Il populismo terzomondista era una categoria prevalentemente accademica. La novità è che alla fine anni Ottanta diventa una categoria mediatica e politica alla ricerca di antenati illustri. In Francia vengono trovati nel sanguigno movimento creato nei primi anni Cinquanta dal bottegaio di provincia Pierre Poujade, intriso di nazionalismo antiarabo, antisemitismo, rivolta fiscale, suggestioni antiparlamentari. In Italia sarà il Fronte dell’Uomo Qualunque fondato da Guglielmo Giannini nel 1946 ad essere riconosciuto come il suo avo più autentico.

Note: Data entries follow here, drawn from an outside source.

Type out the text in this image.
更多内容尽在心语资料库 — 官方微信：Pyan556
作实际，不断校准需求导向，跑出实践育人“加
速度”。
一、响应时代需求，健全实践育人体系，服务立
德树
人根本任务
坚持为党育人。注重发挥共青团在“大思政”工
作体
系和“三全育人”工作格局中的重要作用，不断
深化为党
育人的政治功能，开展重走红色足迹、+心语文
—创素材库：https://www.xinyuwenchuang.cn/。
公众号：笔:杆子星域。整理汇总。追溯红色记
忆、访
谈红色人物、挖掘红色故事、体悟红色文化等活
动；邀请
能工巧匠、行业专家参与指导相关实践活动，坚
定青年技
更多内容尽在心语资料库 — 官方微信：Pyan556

Passando ai nostri giorni, spicca il populismo pentastellato, una miscela di pulsioni antipolitiche e di paternalismo sociale. Nelle sacre rappresentazioni dei suoi leader (vecchi e nuovi), gli abiti di Satana sono identici: lo Stato dei padroni, la casta dei politicanti, la grande finanza, il complesso militare-industriale, i poteri forti, la massoneria, la “cricca” di Bildemberg. Nulla di scandaloso, perché il populismo non è un’ideologia, ma una sindrome basata su due radicate convinzioni: che il popolo sia depositario della verità e che sia, insieme, vittima di raggiri, inganni, persecuzioni. In questo senso, si può ben dire che il populismo è una religione neopagana in cui il popolo è Dio, un Dio che adora se stesso. Sul fuoco del populismo, poi, soffia la Rete, vale a dire il maggior simbolo della modernità. Grazie al web vengono lanciate le crociate contro gli infedeli, i signori della Terra che tessono incessantemente i loro complotti per meglio dominare il mondo degli umili, dei deboli, dei servi della gleba. Mancano le prove e i documenti, ma che importa? La loro assenza, per questi seguaci a loro insaputa dell’esoterismo di Madame Blavatskij, è la migliore conferma che il Male agisce di nascosto.